Os argumentos apresentados por aqueles que exigiam o fim do financiamento público a esta atividade, passavam pela violência a que os touros estão sujeitos, e até mesmo, ao perigo que este apresenta a qualquer participante. Os protagonistas desta iniciativa legislativa, defendiam também que esta “atividade tradicional” não se devia “sobrepor ao nível de sofrimento que esta provoca aos animais”, e que não deve haver, de forma alguma, apoio institucional (neste caso o financiamento) à realização de uma atividade que mete em causa a vida e dignidade do animal, para além de que, “o abandono desta prática corresponde a um avanço para a sociedade”, juntando o facto de ter sido defendido que as touradas têm vindo a perder cada vez mais espectadores.

Estes projetos-lei foram então discutidos no Parlamento na terça-feira. Tal como foram apresentados os argumentos a favor do fim do financiamento público às touradas, houve também tempo e espaço para que fossem apresentados os argumentos contra o fim do financiamento a esta atividade tradicional. Dessa forma, PS, PSD, Chega, CDS-PP e PCP, constituíram a principal oposição a estes projetos-lei. Foi defendido que “se existe atividade cultural que não é apoiada pelo Estado é precisamente a tauromaquia, que não recebe qualquer apoio do Ministério da Cultura”, por parte de Fernanda Velez deputada do PSD. Também foi defendido que tradições culturais “não se extinguem por decreto ou força”, numa tentativa de descredibilizar a proposta apresentada por parte da deputada do PCP, Alma Rivera. Nota também para a declaração polémica de André Ventura que criou alguma indignação nas redes sociais, dado que muitos consideraram a analogia descabida e pouco democrática, uma vez que líder do Chega proferiu as seguintes palavras: “Criámos uma regra terrível em Portugal, a tentativa de querermos acabar com tudo o que não gostamos (referindo-se à proposta que visava acabar com o financiamento público às touradas). Eu, por exemplo, sou do Benfica e se pudesse acabava com alguns adversários, mas não posso”. Para além desta declaração polémica, o Chega posicionou-se a favor do financiamento público às touradas, pois concordam que a “tauromaquia é cultura”. Telmo Correia, líder parlamentar do CDS-PP, considerou que esta era “uma forma de censura e de imposição de uma ditadura do gosto” sendo por essa razão “absolutamente inconstitucional”, para além de que é da opinião de que a tauromaquia é constantemente alvo de discriminação, recordando o aumento do IVA para a taxa máxima, em fevereiro, e a proibição da realização desta atividade durante a pandemia.

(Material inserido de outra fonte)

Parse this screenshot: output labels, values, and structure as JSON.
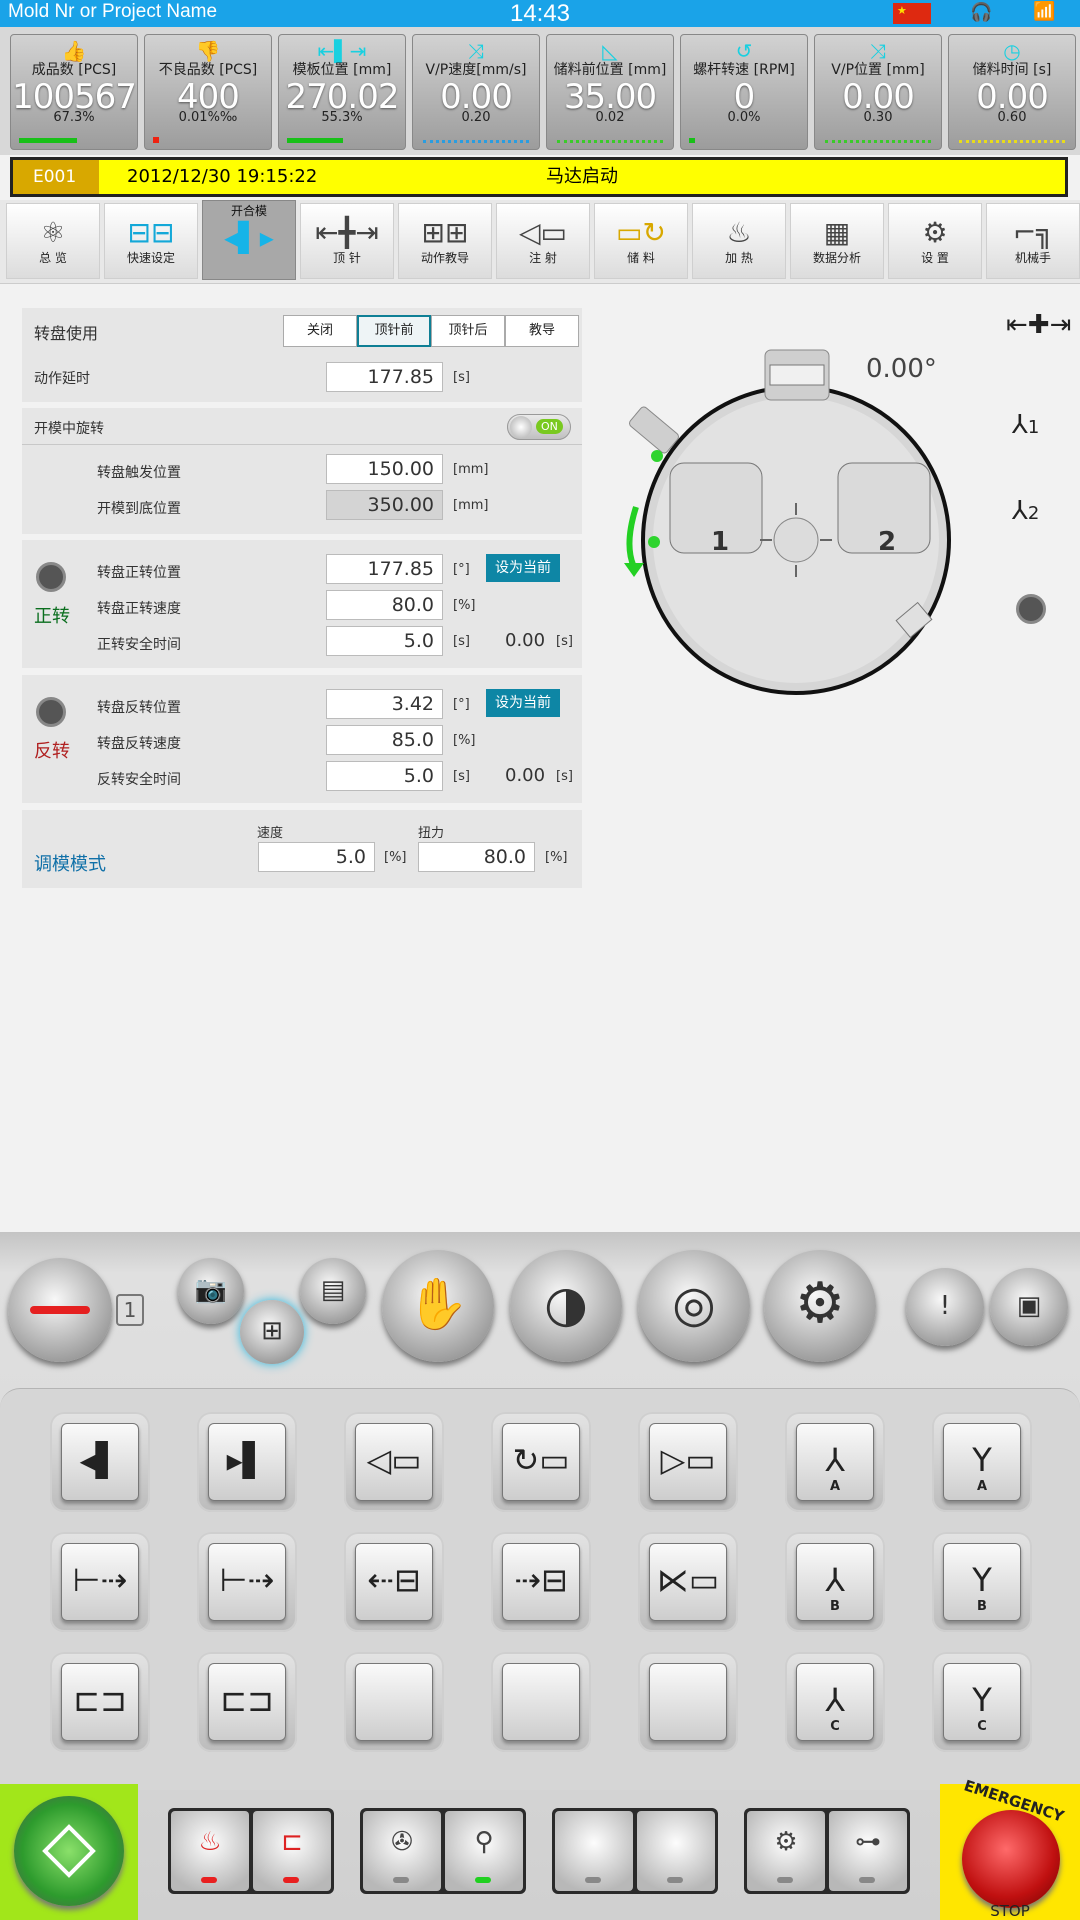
{
  "status": {
    "project": "Mold Nr or Project Name",
    "clock": "14:43",
    "flag_icon": "china-flag-icon",
    "headset_icon": "headset-icon",
    "wifi_icon": "wifi-icon"
  },
  "stats": [
    {
      "label": "成品数 [PCS]",
      "value": "100567",
      "pct": "67.3%",
      "icon": "thumb-up-icon"
    },
    {
      "label": "不良品数 [PCS]",
      "value": "400",
      "pct": "0.01%‰",
      "icon": "thumb-down-icon"
    },
    {
      "label": "模板位置 [mm]",
      "value": "270.02",
      "pct": "55.3%",
      "icon": "mold-position-icon"
    },
    {
      "label": "V/P速度[mm/s]",
      "value": "0.00",
      "pct": "0.20",
      "icon": "vp-speed-icon"
    },
    {
      "label": "储料前位置 [mm]",
      "value": "35.00",
      "pct": "0.02",
      "icon": "charge-position-icon"
    },
    {
      "label": "螺杆转速 [RPM]",
      "value": "0",
      "pct": "0.0%",
      "icon": "screw-speed-icon"
    },
    {
      "label": "V/P位置 [mm]",
      "value": "0.00",
      "pct": "0.30",
      "icon": "vp-position-icon"
    },
    {
      "label": "储料时间 [s]",
      "value": "0.00",
      "pct": "0.60",
      "icon": "clock-icon"
    }
  ],
  "alarm": {
    "code": "E001",
    "datetime": "2012/12/30 19:15:22",
    "message": "马达启动"
  },
  "menu": [
    {
      "label": "总 览",
      "icon": "atom-icon"
    },
    {
      "label": "快速设定",
      "icon": "quick-setup-icon"
    },
    {
      "label": "开合模",
      "icon": "mold-open-close-icon"
    },
    {
      "label": "顶 针",
      "icon": "ejector-icon"
    },
    {
      "label": "动作教导",
      "icon": "teach-icon"
    },
    {
      "label": "注 射",
      "icon": "injection-icon"
    },
    {
      "label": "储 料",
      "icon": "charge-icon"
    },
    {
      "label": "加 热",
      "icon": "heat-icon"
    },
    {
      "label": "数据分析",
      "icon": "chart-icon"
    },
    {
      "label": "设 置",
      "icon": "gear-icon"
    },
    {
      "label": "机械手",
      "icon": "robot-arm-icon"
    }
  ],
  "turntable": {
    "title": "转盘使用",
    "modes": [
      "关闭",
      "顶针前",
      "顶针后",
      "教导"
    ],
    "selected_mode": "顶针前",
    "delay_label": "动作延时",
    "delay_value": "177.85",
    "unit_s": "[s]",
    "unit_mm": "[mm]",
    "unit_deg": "[°]",
    "unit_pct": "[%]",
    "rotate_open_label": "开模中旋转",
    "toggle_state": "ON",
    "trigger_label": "转盘触发位置",
    "trigger_value": "150.00",
    "open_end_label": "开模到底位置",
    "open_end_value": "350.00",
    "fwd": {
      "title": "正转",
      "pos_label": "转盘正转位置",
      "pos_value": "177.85",
      "speed_label": "转盘正转速度",
      "speed_value": "80.0",
      "safe_label": "正转安全时间",
      "safe_value": "5.0",
      "safe_actual": "0.00",
      "set_button": "设为当前"
    },
    "rev": {
      "title": "反转",
      "pos_label": "转盘反转位置",
      "pos_value": "3.42",
      "speed_label": "转盘反转速度",
      "speed_value": "85.0",
      "safe_label": "反转安全时间",
      "safe_value": "5.0",
      "safe_actual": "0.00",
      "set_button": "设为当前"
    },
    "adjust": {
      "title": "调模模式",
      "speed_label": "速度",
      "speed_value": "5.0",
      "torque_label": "扭力",
      "torque_value": "80.0"
    },
    "angle": "0.00°",
    "station1": "1",
    "station2": "2",
    "side_labels": [
      "1",
      "2"
    ]
  },
  "controls": {
    "selector_number": "1",
    "keys_row1_subs": [
      "",
      "",
      "",
      "",
      "",
      "A",
      "A"
    ],
    "keys_row2_subs": [
      "",
      "",
      "",
      "",
      "",
      "B",
      "B"
    ],
    "keys_row3_subs": [
      "",
      "",
      "",
      "",
      "",
      "C",
      "C"
    ],
    "emergency_top": "EMERGENCY",
    "emergency_bottom": "STOP"
  }
}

Maria da Luz Rosinha, deputada do PS, é da opinião de que a tauromaquia é cultura e que por esse motivo o acesso à cultura, neste caso à tauromaquia, “deve ser feito em iguais condições independentemente dos gostos”.

Na 5ª feira, durante a reunião semanal do PS, alguns deputados acabaram por contestar a decisão do partido, assumindo-se contra a decisão oficial, que consistiu no apoio ao financiamento público das touradas.

Já na 6ª feira, os projetos-lei da autoria de BE, PAN, PEV e de Cristina Rodrigues, foram chumbados, algo que já tinha sido tomado como uma realidade, devido à quantidade de partidos que se mostraram contra estes projetos. Assim sendo, os deputados de PSD, CDS-PP, Chega, PCP e a maioria dos deputados do PS, votaram contra a tal proposta. A IL, PAN, BE, PEV, a deputada não inscrita Cristina Rodrigues e cerca de 30 deputados do PS votaram a favor, acabando por não ser suficiente para a aprovação dos cinco projetos-lei.